I Did It My Way

Chronological snobbery. Ever heard that term? First coined by C.S. Lewis, it essentially is the belief that whatever was before was inferior. That our thinking today is better than the thinking of yesterday simply because we are “more advanced” than back then. That our present convictions must be better than then convictions held in previous generations simply because of “how far we’ve come.” And if our convictions are better, then certainly our actions must be better too.

For the believer, the temptation may not only be toward such chronological snobbery but also towards “covenantal” snobbery. That, because we are no longer “under law,” somehow we must be holier. But I think a better paradigm for the child of God may be the one I encountered this morning in Psalm 106.

Both we and our fathers have sinned; we have committed iniquity; we have done wickedness.

(Psalm 106:6 ESV)

This posture has a radical way or orienting the Scriptures. Rather than read of the ancients as those “before Christ” who didn’t know better and thus were unlike us, instead their stories become our stories. Instead of them being the “lower bar” we compare ourselves to as those having a superior righteousness, they actually become a mirror. They are us. And there, but for the grace of God, we would go. And, though the circumstance and details might be different — if we are really honest with ourselves — too often there, despite the grace of God, we have gone.

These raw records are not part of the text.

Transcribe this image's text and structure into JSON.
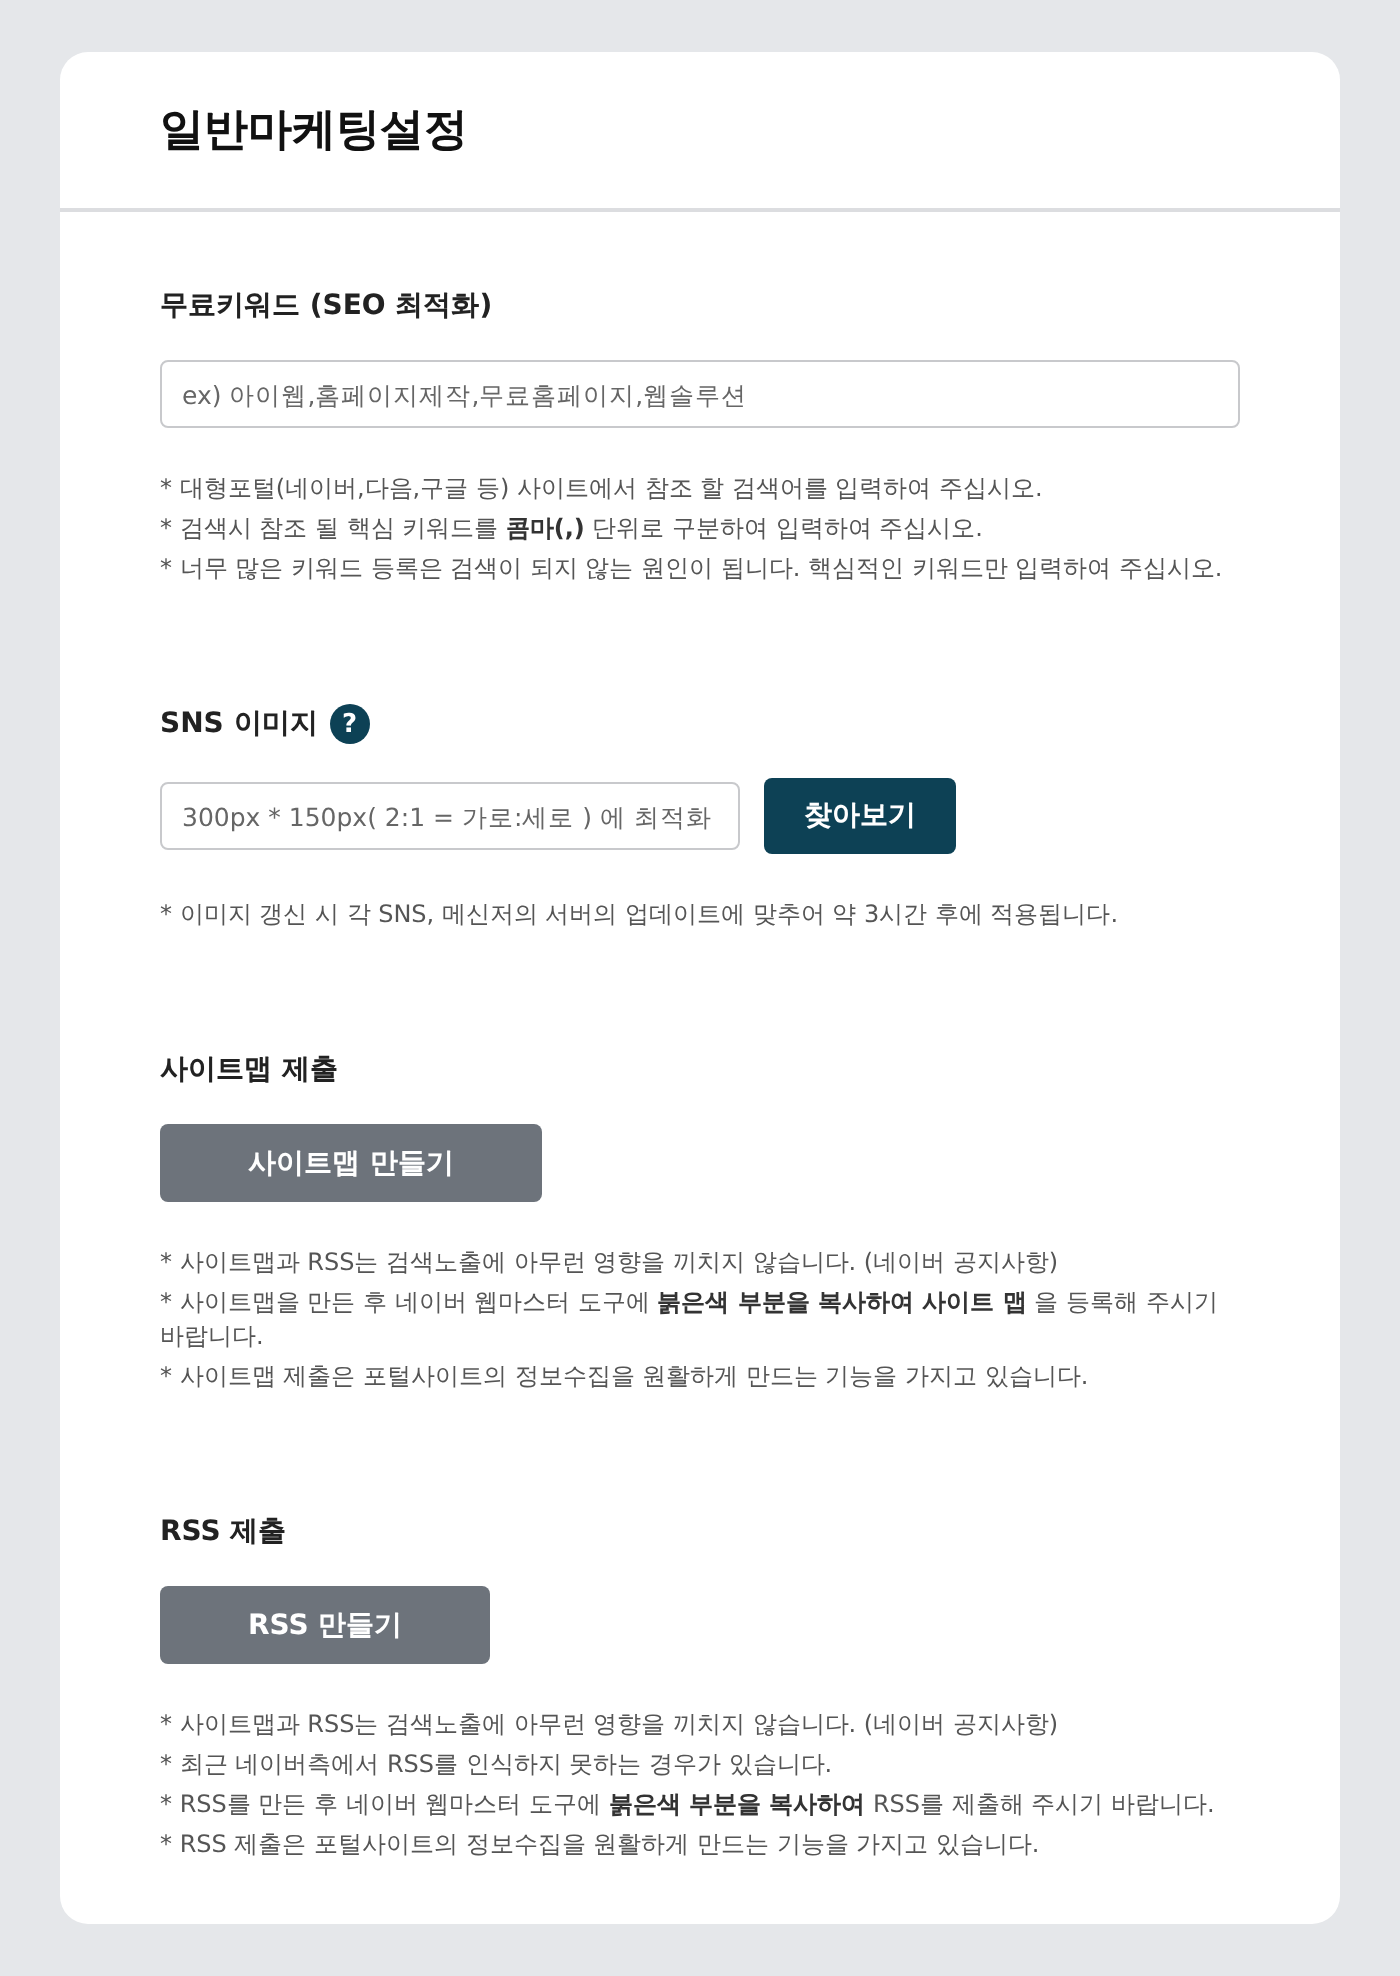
{
  "title": "일반마케팅설정",
  "sections": [
    {
      "kind": "text-input",
      "heading": "무료키워드 (SEO 최적화)",
      "field": {
        "placeholder": "ex) 아이웹,홈페이지제작,무료홈페이지,웹솔루션"
      },
      "notes": [
        "* 대형포털(네이버,다음,구글 등) 사이트에서 참조 할 검색어를 입력하여 주십시오.",
        "* 검색시 참조 될 핵심 키워드를 **콤마(,)** 단위로 구분하여 입력하여 주십시오.",
        "* 너무 많은 키워드 등록은 검색이 되지 않는 원인이 됩니다. 핵심적인 키워드만 입력하여 주십시오."
      ]
    },
    {
      "kind": "file-input",
      "heading": "SNS 이미지",
      "help": "?",
      "field": {
        "placeholder": "300px * 150px( 2:1 = 가로:세로 ) 에 최적화"
      },
      "button": "찾아보기",
      "notes": [
        "* 이미지 갱신 시 각 SNS, 메신저의 서버의 업데이트에 맞추어 약 3시간 후에 적용됩니다."
      ]
    },
    {
      "kind": "action",
      "heading": "사이트맵 제출",
      "button": "사이트맵 만들기",
      "notes": [
        "* 사이트맵과 RSS는 검색노출에 아무런 영향을 끼치지 않습니다. (네이버 공지사항)",
        "* 사이트맵을 만든 후 네이버 웹마스터 도구에 **붉은색 부분을 복사하여 사이트 맵** 을 등록해 주시기 바랍니다.",
        "* 사이트맵 제출은 포털사이트의 정보수집을 원활하게 만드는 기능을 가지고 있습니다."
      ]
    },
    {
      "kind": "action",
      "heading": "RSS 제출",
      "button": "RSS 만들기",
      "notes": [
        "* 사이트맵과 RSS는 검색노출에 아무런 영향을 끼치지 않습니다. (네이버 공지사항)",
        "* 최근 네이버측에서 RSS를 인식하지 못하는 경우가 있습니다.",
        "* RSS를 만든 후 네이버 웹마스터 도구에 **붉은색 부분을 복사하여** RSS를 제출해 주시기 바랍니다.",
        "* RSS 제출은 포털사이트의 정보수집을 원활하게 만드는 기능을 가지고 있습니다."
      ]
    }
  ]
}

Case in point. Brother Saul. Not Saul who would become Paul, but Saul who became king. The king who could sing at the end of his days, “I did it my way!”

Saul was a progenitor of the pragmatic. Though he knew the playbook of how things should be done in theory (aka in obedience to the LORD), the rules he followed were dictated more by the pressure of how things actually were. Expedience seemed to be the deciding factor.

For example, before heading into battle, a sacrifice needs to be made and the LORD needs to be sought, but the one charged with such tasks, Samuel, is running seven days late and Saul’s army is getting antsy. So, what does Saul do? He offers the burnt offering himself (1Sam 13:8-13). He did it his way.

Or, what about the time Saul is told to utterly destroy an enemy people, not sparing anyone and devoting to destruction all they possess? Instead, Saul spares the king and is selective on what is destroyed, keeping “the best of the sheep and of the oxen and of the fattened calves and the lambs, and all that was good” and devoting to destruction only that which was “despised and worthless” (1Sam. 15:1-9). Again, doing it how he thought best given the circumstances.

And if the witness of two incidents isn’t enough, the Spirit ensures we know about a third.

And when Saul inquired of the LORD, the LORD did not answer him, either by dreams, or by Urim, or by prophets. Then Saul said to his servants, “Seek out for me a woman who is a medium, that I may go to her and inquire of her.” And his servants said to him, “Behold, there is a medium at En-dor.” So Saul disguised himself and put on other garments and went, he and two men with him. And they came to the woman by night. And he said, “Divine for me by a spirit and bring up for me whomever I shall name to you.”

(1Samuel 28:6-8 ESV)

Saul, the one who had expelled the mediums from the land (28:3), now sought one. Saul who knew better than to play with occult, now opted for it. After all, the LORD wasn’t speaking to him so how was he practically going to get the divine direction he so desperately needed? If not from God, then from a man of God — even it was a dead man of God (28:11).

So, how do I read this? With a bit of chronological snobbery? With a bit of covenantal snobbery? Feeling like the people of God today (aka me) have come so far from the people of God back then (aka King Saul)?

Am I indignant or should I be identifying? Condemning or complicit? Glad that I’m not a sinner like him, or aware again that I’m a sinner more like him than I really care to admit? That, when the going gets tough and the pressure begins to press, I too have the propensity to step out and do things my way.

Jesus died for people like us — Saul and me. For those who occasion to trust in ourselves more than in our God.

Ours, then, is to confess our sins. Knowing that He is faithful and just to forgive us our sins. The blood able to cleanse us from all sin and snobbery, even the sin and snobbery of thinking I can do it my way.

Forgiven by His grace. Forgiven for His glory.